Child tries to wake dead mother at Muzaffarpur railway stationUpdated: May 27, 2020, 23:40 IST
The woman’s body is in a makeshift shroud on a railway platform; her two-and-half year old son, unaware that his mother his dead, keeps trying to wake her up. At one point, he puts part of the shroud over his own face, and then takes it off playfully. In the background, the loudspeaker announces the arrival of yet another Shramik Special train.
This heart-rending video clip barely 14 seconds long, went viral on social media on Wednesday, although the incident is believed to have taken place on Monday at Muzzaffarpur railway station in Bihar.
On May 25, a Shramik Special from Gujarat ferrying 1650 migrants from Ahmedabad pulled into Muzaffarpur at 3.30 pm. Among them was Arvina Khatoon, a 35-year-old resident of Srikol Marandanga in Katihar, who had passed away barely hours before the train reached her home district of Katihar, which was the final stop of the train.

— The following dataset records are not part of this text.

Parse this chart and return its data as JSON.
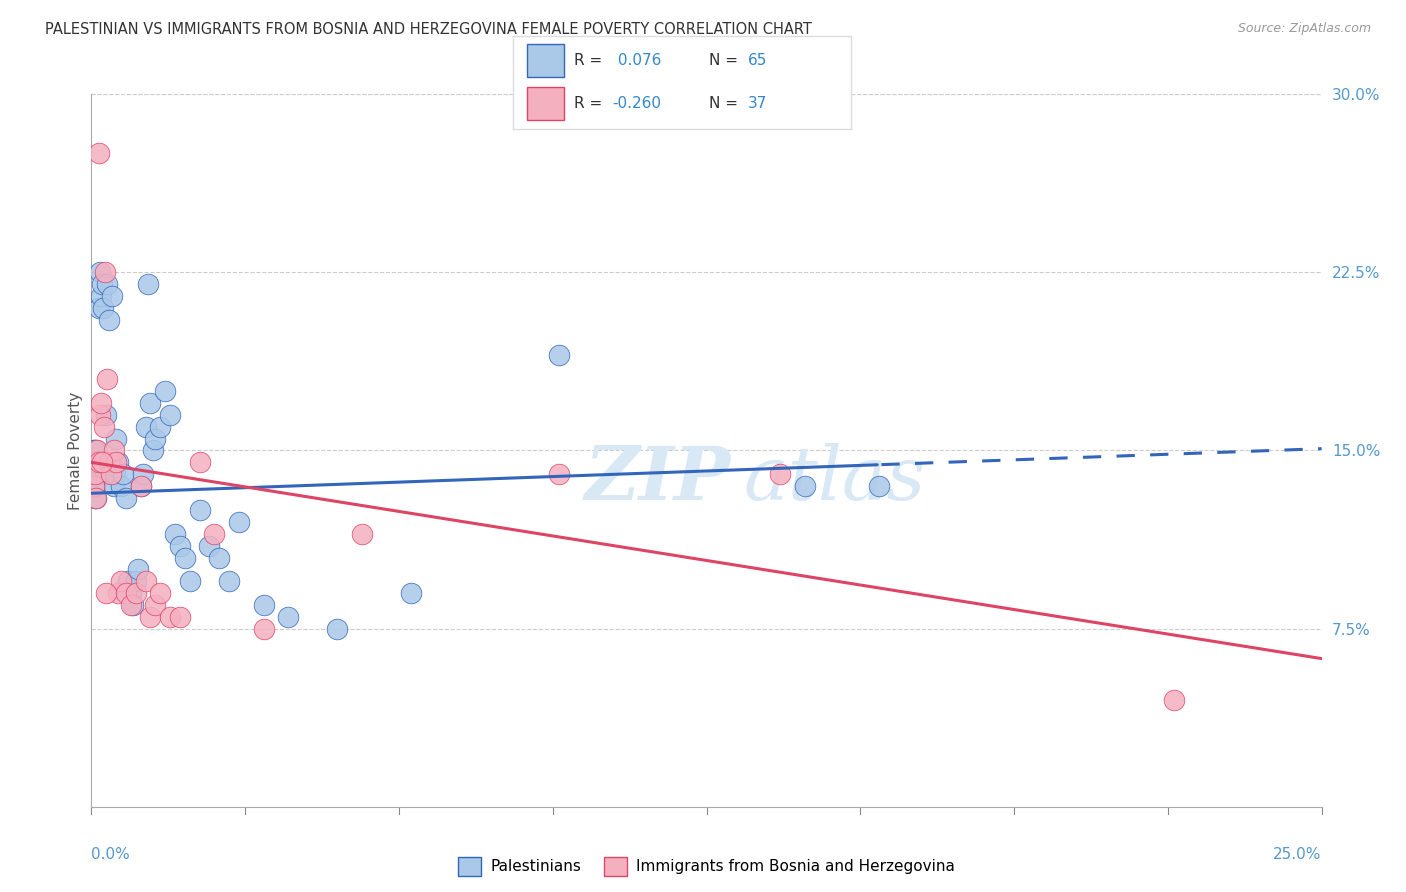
{
  "title": "PALESTINIAN VS IMMIGRANTS FROM BOSNIA AND HERZEGOVINA FEMALE POVERTY CORRELATION CHART",
  "source": "Source: ZipAtlas.com",
  "ylabel": "Female Poverty",
  "ytick_values": [
    7.5,
    15.0,
    22.5,
    30.0
  ],
  "xmin": 0.0,
  "xmax": 25.0,
  "ymin": 0.0,
  "ymax": 30.0,
  "label1": "Palestinians",
  "label2": "Immigrants from Bosnia and Herzegovina",
  "color1": "#aac8e8",
  "color2": "#f5b0c0",
  "line1_color": "#3366bb",
  "line2_color": "#dd4466",
  "watermark_zip": "ZIP",
  "watermark_atlas": "atlas",
  "palestinians_x": [
    0.02,
    0.03,
    0.04,
    0.05,
    0.06,
    0.07,
    0.08,
    0.09,
    0.1,
    0.12,
    0.14,
    0.16,
    0.18,
    0.2,
    0.22,
    0.24,
    0.26,
    0.28,
    0.3,
    0.32,
    0.35,
    0.38,
    0.4,
    0.42,
    0.45,
    0.48,
    0.5,
    0.55,
    0.6,
    0.65,
    0.7,
    0.75,
    0.8,
    0.85,
    0.9,
    0.95,
    1.0,
    1.05,
    1.1,
    1.15,
    1.2,
    1.25,
    1.3,
    1.4,
    1.5,
    1.6,
    1.7,
    1.8,
    1.9,
    2.0,
    2.2,
    2.4,
    2.6,
    2.8,
    3.0,
    3.5,
    4.0,
    5.0,
    6.5,
    9.5,
    14.5,
    16.0,
    0.03,
    0.05,
    0.07
  ],
  "palestinians_y": [
    13.5,
    14.0,
    14.5,
    15.0,
    14.0,
    13.5,
    14.0,
    13.0,
    15.0,
    14.5,
    14.0,
    21.0,
    22.5,
    21.5,
    22.0,
    21.0,
    14.5,
    14.0,
    16.5,
    22.0,
    20.5,
    14.5,
    14.0,
    21.5,
    13.5,
    14.0,
    15.5,
    14.5,
    13.5,
    14.0,
    13.0,
    9.5,
    9.0,
    8.5,
    9.5,
    10.0,
    13.5,
    14.0,
    16.0,
    22.0,
    17.0,
    15.0,
    15.5,
    16.0,
    17.5,
    16.5,
    11.5,
    11.0,
    10.5,
    9.5,
    12.5,
    11.0,
    10.5,
    9.5,
    12.0,
    8.5,
    8.0,
    7.5,
    9.0,
    19.0,
    13.5,
    13.5,
    14.5,
    15.0,
    13.0
  ],
  "bosnia_x": [
    0.03,
    0.05,
    0.07,
    0.09,
    0.12,
    0.15,
    0.18,
    0.2,
    0.25,
    0.28,
    0.32,
    0.35,
    0.4,
    0.45,
    0.5,
    0.55,
    0.6,
    0.7,
    0.8,
    0.9,
    1.0,
    1.1,
    1.2,
    1.3,
    1.4,
    1.6,
    1.8,
    2.2,
    2.5,
    3.5,
    5.5,
    9.5,
    14.0,
    0.15,
    0.22,
    0.3,
    22.0
  ],
  "bosnia_y": [
    14.5,
    13.5,
    14.0,
    13.0,
    15.0,
    14.5,
    16.5,
    17.0,
    16.0,
    22.5,
    18.0,
    14.5,
    14.0,
    15.0,
    14.5,
    9.0,
    9.5,
    9.0,
    8.5,
    9.0,
    13.5,
    9.5,
    8.0,
    8.5,
    9.0,
    8.0,
    8.0,
    14.5,
    11.5,
    7.5,
    11.5,
    14.0,
    14.0,
    27.5,
    14.5,
    9.0,
    4.5
  ]
}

Accompanied by her two children, including a 4-year-old, her sister, brother-in-law, Mohammed Wazir and their seven-year old child, Khatoon had reportedly died at noon during the journey. Her body was placed on the platform and covered with a shroud soon after the train reached the station. It remained there for well over an hour.
“When the train reached Muzaffarpur railway station, we were informed about the body of a woman in the train. We took the body out and asked for her relatives. Mohammed Wazir came forward and provided details. They were headed to Katihar. Wazir also told us that the woman was unwell for four days before catching the train. She died in the train by 12 noon on Monday,” deputy superintendent of the government railway police, Ramakant Upadhyay said.
According to Indian railways protocol on deaths in trains, the railway police takes charge of the body, prepares an initial report and a post-mortem is carried out. However, Khatoon’s body was not sent for post-mortem, district officials said.
A release issued on Tuesday by the district public relation officer of Muzaffarpur Kamal Singh stated that Khatoon’s death was declared a natural death by a team of doctors deputed at the railway station to monitor incoming migrants and a post-mortem was not carried out.
At 5.30 pm, an ambulance took the family and Khatoon’s body to their village where her father Mir Islam lives in their ancestral home. She was buried on Tuesday.
As the video of her body lying prone on the platform went viral, several remarked that she had died due to hunger and dehydration -- a charge that the railway authorities were quick to dismiss.
“The woman’s family members have said she was already unwell. Request all not to spread fake news,” said Rajesh Kumar, spokesperson of east central railway. He added that a doctor attached to the east central railways also examined the woman’s body.
“She was ill before boarding the train,” Wazir, a labourer who worked in a textile factory in Surat, told HT. The family of six had hired a taxi to ferry them from Surat to Ahmedabad -- a journey of 200-odd kilometres that cost them Rs 4000 -- on May 23. They boarded the train the same day.
Khatoon’s children will continue to live with their maternal grandfather and Khatoon’s sister. Their father is migrant worker in Ahmedabad, and had divorced Khatoon a year ago.
According to the ministry of railways, over 3500 Shramik Special trains have ferried more than 4.8 million passengers till date; 80% of them were destined for Uttar Pradesh and Bihar.